MY FAVORITE READS

My reading preferences have always bent toward literary novels, and over the years I have devoured some of the great works, like William Faulkner’s As I Lay Dying and Vladimir Nabokov’s Pale Fire. In the last 10-15 years, I shifted my focus to modern works that had a chance of earning a coveted place in the Western Canon—Colum McCann’s Let the Great World Spin, Aleksandar Hemon’s The Lazarus Project, etc.

For efficiency, my search usually centers on major literary awards such as The Booker Prizes, National Book Award, Pulitzer Prize for Fiction, and the Nobel Prize. I scour their annual longlists to find books that appeal, always with a critical eye. That’s my nature I suppose—I rarely read a book just for the simple pleasure of it. I am looking for great art.

As you might expect, I don’t always agree with the prize judges. I recently began reading the 2023 Pulitzer Prize-winning Trust by Hernan Diaz, and disliked it so much I did not get beyond the first 40 pages. It is a novel that lacks heart, with a protagonist that is a slave to money and author Diaz treats him coldly. It is “antiseptic” distancing according to one reviewer.

By contrast, Marilyn Robinson’s Pulitzer novel Gilead has a deep emotional core about the intersection and conflict between family and faith. For me, a book must be well-written from the standpoint of craft, but it must always carry a hopeful message about humankind.

In my contrariness, I disagreed with the 2017 Booker Prize to George Sands’ Lincoln in the Bardo. I thought the book was an awkward attempt to use magic realism—an art form mastered in Latin cultures by authors like Gabriel Garcia Marquez (100 Years of Solitude), and used effectively in the movies by Guillermo del Toro (Labyrinth and The Shape of Water).

I do like many of the Booker Prize winners, however. Like Julian Barnes The Sense of an Ending, John Banville’s The Sea, and Arundhati Roy’s The God of Small Things.

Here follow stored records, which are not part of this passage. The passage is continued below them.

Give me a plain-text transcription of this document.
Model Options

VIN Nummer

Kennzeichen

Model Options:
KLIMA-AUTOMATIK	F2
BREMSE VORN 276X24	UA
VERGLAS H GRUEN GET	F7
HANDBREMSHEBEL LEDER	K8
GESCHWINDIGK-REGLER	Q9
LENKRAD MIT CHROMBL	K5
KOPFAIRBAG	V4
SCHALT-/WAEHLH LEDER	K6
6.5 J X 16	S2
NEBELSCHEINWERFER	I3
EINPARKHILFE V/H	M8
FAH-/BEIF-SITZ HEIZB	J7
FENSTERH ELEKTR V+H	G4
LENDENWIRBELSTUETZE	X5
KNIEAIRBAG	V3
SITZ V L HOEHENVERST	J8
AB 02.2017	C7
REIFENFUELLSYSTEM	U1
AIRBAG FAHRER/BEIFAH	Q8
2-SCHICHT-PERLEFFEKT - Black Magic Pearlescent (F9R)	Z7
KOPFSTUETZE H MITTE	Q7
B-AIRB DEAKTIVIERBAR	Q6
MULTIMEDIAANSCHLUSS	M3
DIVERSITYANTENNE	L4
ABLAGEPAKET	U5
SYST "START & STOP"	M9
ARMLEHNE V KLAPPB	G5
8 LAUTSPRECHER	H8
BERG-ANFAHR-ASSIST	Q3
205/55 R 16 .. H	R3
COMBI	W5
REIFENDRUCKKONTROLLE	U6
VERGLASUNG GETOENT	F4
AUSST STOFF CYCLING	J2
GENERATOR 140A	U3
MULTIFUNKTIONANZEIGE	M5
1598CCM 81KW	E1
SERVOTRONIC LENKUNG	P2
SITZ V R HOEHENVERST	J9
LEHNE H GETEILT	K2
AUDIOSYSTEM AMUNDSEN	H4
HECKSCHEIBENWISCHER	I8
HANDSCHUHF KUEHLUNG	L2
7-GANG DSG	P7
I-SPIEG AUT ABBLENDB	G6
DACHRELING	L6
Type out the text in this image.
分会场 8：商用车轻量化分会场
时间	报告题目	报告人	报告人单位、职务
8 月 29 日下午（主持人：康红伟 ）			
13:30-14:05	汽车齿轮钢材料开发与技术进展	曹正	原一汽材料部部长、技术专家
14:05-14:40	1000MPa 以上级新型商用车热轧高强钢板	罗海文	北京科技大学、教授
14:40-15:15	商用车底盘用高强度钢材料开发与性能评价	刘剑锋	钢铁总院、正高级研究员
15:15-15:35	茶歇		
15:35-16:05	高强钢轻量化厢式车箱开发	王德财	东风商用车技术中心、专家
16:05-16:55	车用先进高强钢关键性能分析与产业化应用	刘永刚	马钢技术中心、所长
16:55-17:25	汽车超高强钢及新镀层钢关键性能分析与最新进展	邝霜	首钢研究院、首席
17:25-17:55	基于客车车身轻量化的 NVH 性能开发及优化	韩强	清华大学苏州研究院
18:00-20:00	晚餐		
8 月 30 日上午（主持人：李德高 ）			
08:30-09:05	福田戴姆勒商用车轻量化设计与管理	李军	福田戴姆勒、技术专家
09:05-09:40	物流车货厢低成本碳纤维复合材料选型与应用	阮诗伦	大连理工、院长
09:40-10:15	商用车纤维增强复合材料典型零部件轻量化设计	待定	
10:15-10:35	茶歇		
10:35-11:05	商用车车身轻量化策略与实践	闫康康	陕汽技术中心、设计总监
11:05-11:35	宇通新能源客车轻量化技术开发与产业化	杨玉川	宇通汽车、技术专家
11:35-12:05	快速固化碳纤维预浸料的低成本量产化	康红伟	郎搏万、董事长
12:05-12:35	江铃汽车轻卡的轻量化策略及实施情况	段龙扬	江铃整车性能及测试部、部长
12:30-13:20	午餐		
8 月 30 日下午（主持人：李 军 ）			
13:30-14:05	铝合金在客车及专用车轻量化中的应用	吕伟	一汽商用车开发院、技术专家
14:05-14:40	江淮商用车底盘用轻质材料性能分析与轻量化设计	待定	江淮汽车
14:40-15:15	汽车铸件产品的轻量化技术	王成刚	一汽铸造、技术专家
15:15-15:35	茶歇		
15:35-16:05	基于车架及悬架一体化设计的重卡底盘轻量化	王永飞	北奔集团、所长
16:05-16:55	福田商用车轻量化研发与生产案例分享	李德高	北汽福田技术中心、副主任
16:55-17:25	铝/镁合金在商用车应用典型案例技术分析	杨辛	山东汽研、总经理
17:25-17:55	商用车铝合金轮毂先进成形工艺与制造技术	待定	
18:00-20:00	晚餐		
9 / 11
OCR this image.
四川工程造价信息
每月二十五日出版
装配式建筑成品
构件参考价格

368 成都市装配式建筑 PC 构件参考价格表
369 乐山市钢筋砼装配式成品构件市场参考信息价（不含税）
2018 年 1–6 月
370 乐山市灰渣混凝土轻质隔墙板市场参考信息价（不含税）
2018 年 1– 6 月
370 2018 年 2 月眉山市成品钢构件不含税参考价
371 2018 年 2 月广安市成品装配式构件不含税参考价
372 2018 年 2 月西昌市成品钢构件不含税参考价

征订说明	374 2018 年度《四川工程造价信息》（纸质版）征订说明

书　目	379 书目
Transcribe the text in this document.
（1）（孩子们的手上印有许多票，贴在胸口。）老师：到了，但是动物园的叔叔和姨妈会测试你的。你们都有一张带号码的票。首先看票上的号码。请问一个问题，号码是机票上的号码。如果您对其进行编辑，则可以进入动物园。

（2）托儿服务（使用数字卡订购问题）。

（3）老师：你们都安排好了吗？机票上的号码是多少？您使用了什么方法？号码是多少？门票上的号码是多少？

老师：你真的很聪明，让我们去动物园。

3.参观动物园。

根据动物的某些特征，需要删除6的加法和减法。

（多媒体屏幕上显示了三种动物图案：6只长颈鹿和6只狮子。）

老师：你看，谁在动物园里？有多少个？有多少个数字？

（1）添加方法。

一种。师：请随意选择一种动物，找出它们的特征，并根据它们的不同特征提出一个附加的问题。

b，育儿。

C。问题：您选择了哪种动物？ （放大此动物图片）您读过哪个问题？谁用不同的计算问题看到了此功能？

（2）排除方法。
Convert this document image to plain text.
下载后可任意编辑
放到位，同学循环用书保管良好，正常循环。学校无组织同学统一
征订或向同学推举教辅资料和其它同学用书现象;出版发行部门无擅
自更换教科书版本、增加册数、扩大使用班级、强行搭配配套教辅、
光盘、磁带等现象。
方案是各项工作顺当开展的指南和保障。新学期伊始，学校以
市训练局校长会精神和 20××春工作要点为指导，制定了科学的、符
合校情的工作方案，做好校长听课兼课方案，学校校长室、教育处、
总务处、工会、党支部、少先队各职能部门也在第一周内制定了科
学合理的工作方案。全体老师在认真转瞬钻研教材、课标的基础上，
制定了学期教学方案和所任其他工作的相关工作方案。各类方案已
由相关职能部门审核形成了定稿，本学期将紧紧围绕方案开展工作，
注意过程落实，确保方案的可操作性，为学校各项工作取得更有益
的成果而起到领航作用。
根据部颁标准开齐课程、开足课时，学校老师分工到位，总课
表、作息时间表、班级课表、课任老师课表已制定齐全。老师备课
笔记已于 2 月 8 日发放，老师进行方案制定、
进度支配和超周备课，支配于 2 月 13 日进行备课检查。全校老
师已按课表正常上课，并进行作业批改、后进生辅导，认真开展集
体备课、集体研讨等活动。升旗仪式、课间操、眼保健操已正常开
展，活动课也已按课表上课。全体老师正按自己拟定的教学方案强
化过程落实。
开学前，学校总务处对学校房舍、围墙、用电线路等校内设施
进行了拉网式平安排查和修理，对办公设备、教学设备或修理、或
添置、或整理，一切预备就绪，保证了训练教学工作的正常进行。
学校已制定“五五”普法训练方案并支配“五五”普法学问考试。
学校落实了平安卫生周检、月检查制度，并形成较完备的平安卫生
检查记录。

I also take issue with the National Book Award sometimes. I disagreed with Louise Erdrich’s 2012 win for The Round House, which I thought was one of her weakest offerings. I fully concur with their 1992 award to Cormac McCarthy’s 1992 All the Pretty Horses, which eventually was re-issued as part of his Border Trilogy. McCarthy was the premiere writer of literary westerns, a rare genre indeed.

Sometimes I stumble upon a great read apart from the prize mechanisms. I have no recollection of how I found Sara Baume’s debut novel Spill Simmer Falter Wither—on the “seasons of life” of an Irish outcast and his equally damaged dog. The descriptions are vivid of this solitary man “shabbily dressed and sketchily bearded,” with “clodhopper feet and mismeasured legs.” It’s a gem of a book.